Un mythe qui ne fait plus recette

Avant la chute du bloc communiste le jeans était un vêtement chargé de symbole, il était la matérialisation de ce que représentait le monde occidental vu de Moscou, Sofia ou Varsovie. On était prêt à tout pour s'en procurer un. Le porter vous différenciait des autres et on l'achetait sur place à des prix exorbitants si on n'avait pas la chance de se l'être procuré lors d'un voyage ou qu'on vous l'ait offert. Un homme d'affaires hongrois rappelle que ses premiers jeans, italiens de la marque Cassuci, lui furent offerts en 1985 par sa grand-mère, elle les avait payés 1 500 forints, sa propre mère n'en gagnait que 4 500... C'était l'époque où les routiers venant de l'étranger en dissimulaient dans leur cargaison avec l'intention de les revendre au prix fort.
En 1978, en Hongrie qui passait, rappelons-le, pour être la baraque la plus gaie du camp socialiste, il fut décidé de le fabriquer sous la marque «Trapper». Il s'en vendit plus d'un million entre 1980 et 1981. L'arrivée de la marque Lee lui causa quelque tort. Le fabricant de ces jeans hongrois en vend cependant encore dans l'unique boutique qui subsiste à Budapest près du ministère des Affaires étrangères.

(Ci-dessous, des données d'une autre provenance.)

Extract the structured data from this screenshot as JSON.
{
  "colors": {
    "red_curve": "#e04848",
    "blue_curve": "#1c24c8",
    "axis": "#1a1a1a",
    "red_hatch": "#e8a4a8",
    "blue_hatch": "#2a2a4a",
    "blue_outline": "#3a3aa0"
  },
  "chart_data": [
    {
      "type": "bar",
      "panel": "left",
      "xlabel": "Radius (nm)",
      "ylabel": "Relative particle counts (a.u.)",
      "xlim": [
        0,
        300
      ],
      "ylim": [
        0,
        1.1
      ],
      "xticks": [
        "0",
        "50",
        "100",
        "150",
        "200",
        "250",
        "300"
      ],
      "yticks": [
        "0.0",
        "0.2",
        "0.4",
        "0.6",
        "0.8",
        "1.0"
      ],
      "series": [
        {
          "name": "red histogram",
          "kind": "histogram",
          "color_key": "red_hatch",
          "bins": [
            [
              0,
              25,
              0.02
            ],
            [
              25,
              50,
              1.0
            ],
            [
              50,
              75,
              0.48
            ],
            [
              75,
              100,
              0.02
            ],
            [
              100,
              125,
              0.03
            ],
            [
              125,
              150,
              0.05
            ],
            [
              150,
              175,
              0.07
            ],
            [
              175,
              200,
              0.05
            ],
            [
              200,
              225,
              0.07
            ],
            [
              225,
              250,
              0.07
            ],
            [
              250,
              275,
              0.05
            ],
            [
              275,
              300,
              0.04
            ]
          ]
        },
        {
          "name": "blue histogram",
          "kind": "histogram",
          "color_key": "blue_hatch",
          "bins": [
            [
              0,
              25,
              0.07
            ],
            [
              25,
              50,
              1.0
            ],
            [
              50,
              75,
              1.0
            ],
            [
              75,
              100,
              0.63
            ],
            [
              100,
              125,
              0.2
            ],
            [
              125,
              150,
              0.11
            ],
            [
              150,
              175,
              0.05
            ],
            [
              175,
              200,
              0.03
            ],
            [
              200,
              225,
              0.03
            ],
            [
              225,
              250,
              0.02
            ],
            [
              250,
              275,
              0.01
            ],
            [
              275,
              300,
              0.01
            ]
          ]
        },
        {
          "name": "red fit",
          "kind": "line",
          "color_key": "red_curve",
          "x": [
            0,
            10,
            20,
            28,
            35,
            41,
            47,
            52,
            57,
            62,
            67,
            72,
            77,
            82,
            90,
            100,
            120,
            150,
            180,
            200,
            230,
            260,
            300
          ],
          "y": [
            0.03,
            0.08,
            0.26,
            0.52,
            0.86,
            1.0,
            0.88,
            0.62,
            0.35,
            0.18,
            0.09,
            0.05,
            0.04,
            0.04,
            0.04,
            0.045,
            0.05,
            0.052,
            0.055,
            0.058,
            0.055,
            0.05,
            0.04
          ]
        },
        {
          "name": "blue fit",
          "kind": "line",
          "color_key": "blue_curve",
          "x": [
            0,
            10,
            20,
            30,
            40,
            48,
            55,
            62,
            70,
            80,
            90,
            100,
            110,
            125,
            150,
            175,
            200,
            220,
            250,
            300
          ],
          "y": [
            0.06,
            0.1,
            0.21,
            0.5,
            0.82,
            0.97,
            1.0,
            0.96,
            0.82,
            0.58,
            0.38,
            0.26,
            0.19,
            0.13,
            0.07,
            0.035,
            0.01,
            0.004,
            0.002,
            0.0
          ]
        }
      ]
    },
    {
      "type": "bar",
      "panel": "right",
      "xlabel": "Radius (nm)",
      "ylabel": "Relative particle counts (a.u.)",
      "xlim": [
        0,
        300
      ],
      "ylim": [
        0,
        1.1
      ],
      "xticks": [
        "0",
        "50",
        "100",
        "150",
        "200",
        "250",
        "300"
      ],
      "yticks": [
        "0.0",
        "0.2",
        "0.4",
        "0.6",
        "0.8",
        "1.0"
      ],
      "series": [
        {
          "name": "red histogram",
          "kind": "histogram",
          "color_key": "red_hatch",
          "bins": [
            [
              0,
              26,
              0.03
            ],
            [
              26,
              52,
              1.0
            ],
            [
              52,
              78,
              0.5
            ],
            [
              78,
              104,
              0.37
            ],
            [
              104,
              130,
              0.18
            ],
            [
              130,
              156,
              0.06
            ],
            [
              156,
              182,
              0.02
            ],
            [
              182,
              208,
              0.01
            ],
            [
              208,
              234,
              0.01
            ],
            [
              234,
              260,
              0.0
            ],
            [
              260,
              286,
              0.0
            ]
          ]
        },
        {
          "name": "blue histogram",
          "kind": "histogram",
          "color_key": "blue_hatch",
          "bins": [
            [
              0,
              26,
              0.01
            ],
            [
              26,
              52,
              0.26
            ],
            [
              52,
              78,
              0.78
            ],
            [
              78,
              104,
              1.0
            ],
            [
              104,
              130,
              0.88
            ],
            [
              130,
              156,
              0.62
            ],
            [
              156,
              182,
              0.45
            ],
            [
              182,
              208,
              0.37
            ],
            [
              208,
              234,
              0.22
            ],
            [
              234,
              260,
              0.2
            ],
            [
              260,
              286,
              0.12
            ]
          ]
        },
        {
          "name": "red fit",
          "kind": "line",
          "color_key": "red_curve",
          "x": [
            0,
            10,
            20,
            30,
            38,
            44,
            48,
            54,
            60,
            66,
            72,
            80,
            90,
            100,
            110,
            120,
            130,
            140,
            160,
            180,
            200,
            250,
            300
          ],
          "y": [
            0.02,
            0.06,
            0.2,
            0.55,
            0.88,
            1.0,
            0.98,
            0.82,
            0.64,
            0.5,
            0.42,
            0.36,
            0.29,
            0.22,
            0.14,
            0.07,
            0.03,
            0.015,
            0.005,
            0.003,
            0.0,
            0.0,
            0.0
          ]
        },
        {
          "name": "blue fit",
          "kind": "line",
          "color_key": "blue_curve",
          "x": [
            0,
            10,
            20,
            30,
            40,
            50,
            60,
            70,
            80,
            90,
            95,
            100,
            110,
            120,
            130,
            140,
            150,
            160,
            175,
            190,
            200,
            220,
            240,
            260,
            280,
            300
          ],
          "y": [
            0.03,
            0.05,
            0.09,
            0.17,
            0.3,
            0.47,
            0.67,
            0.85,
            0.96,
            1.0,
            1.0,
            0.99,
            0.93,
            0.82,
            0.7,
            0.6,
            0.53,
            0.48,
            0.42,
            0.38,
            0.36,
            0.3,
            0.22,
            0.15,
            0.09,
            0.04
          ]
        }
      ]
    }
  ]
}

Par la suite, Levi Strauss établit une usine à Kiskunhalas, ville de quelque 30 000 habitants à 130 km sud de Budapest, dans le département de Bács-Kiskun. Après de nombreuses négociations menées depuis plusieurs mois, le groupe Tamas Torba Levi Strauss l'a fermée fin juin, licenciant ainsi 549 ouvriers. La surproduction et une baisse de la demande en sont la cause, la situation économique internationale n'arrangeant rien. Le groupe possède par ailleurs deux usines en Pologne et en Turquie qui sont capables d'approvisionner le marché européen. O tempora ! O mores ! Il faut bien reconnaître que cette fermeture n'a guère suscité d'intérêt.